新スタイルがハマり3ポイントシュート成功率47.4%

ブルズはここまで10勝15敗。開幕前にデマー・デローザンが退団、アレックス・カルーソとジョシュ・ギディーをトレードして若返りを図り、アップテンポなバスケへとスタイルを変えたが、プレーイン圏内だった過去2シーズンよりも勝率を落としている。ここからトレードデッドラインの2月まで、将来に向けたチームのテコ入れを進めることになるだろう。

まだ25試合が経過しただけで、ブルズのすべてが悪いわけではない。ハーフコートバスケで力を発揮するデローザンが抜けだことで採用されたアップテンポなバスケは多くの選手の能力を引き出しており、昨シーズンのチーム得点王だったデローザン(24.0得点)の退団にもかかわらず得点は増えている。ただ、それと同時に失点も急増しているのが勝てない要因だ。

これまでもブルズはデローザン、ザック・ラビーンとニコラ・ブーチェビッチの『ビッグ3』の実力を過大評価してきた。プレーオフ進出がかなわないにもかかわらず、だ。トレード交渉の場でも、ブルズの彼らへの評価が高すぎて話がまとまらず、それがブルズの再建を停滞させた。

今夏、フリーエージェントとなったデローザンは勝てないブルズに見切りを付けて去っていった。『ビッグ3』は崩れたわけだが、ラビーンとブーチェビッチは評価を落としておりトレードできない。だが、ブーチェビッチについては状況が変わりつつある。アップテンポなバスケにフィットし、ここまで21.3得点、9.8リバウンドを記録。フィールドゴール成功率は昨シーズンの48.4%から58.7%に、3ポイントシュート成功率は29.4%から47.4%へと急上昇している。特に3ポイントシュートは試投数が4.1から4.8へと増えているにもかかわらず大幅に効率が良くなっている。

34歳と若くはないが、契約最終年となる来シーズンの年俸は2150万ドル(約32億円)で、リスクの少ない『お買い得』な選手へと変貌した。トレード市場で彼を求めるチームは複数現れるだろう。サラリータックスの基準を下回るブルズは、上位チームのサラリーを引き受けることも可能で、これを組み合わせればブーチェビッチの取り引きは非常に魅力的なものとなる。

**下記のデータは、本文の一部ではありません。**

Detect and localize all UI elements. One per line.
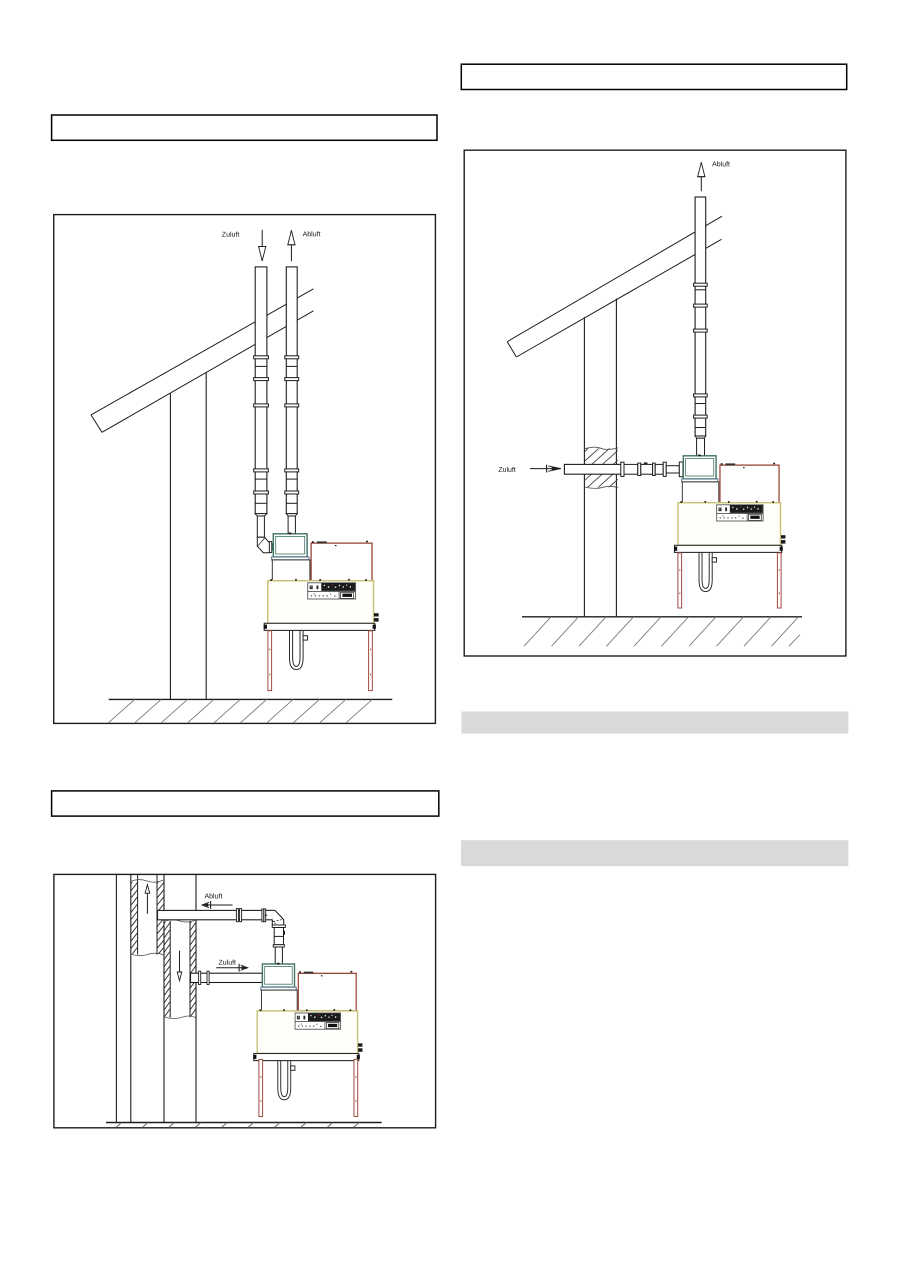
svg-text:Abluft: Abluft bbox=[204, 893, 222, 900]
svg-text:Abluft: Abluft bbox=[303, 231, 321, 238]
svg-text:Abluft: Abluft bbox=[712, 161, 730, 168]
svg-text:Zuluft: Zuluft bbox=[498, 467, 516, 474]
svg-text:Zuluft: Zuluft bbox=[222, 232, 240, 239]
svg-text:Zuluft: Zuluft bbox=[218, 960, 236, 967]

一方でラビーンは5年2億1500万ドル(約320億円)の高額契約が2027年まで残っており、トレードを成立させるのは難しい。それでも足を手術して25試合にしか出場できなかった昨シーズンから復活を果たし、選手としての評価は回復しつつある。

これまでブルズはチームの変化に消極的すぎて、それが長きに渡る低迷を招いた。過去9シーズンでプレーオフ進出わずか2回、その両方ともファーストラウンド敗退。ブルズはマイケル・ジョーダンの黄金期が終わった後、2004年から11シーズンで10回のプレーオフ進出と東カンファレンスの強豪であり続けた。黄金期再来とは言わずとも、プレーオフの常連としての姿を取り戻せるか。ここから2月まで、そして今シーズン終了後の動きは、ブルズの将来を大きく左右するものとなる。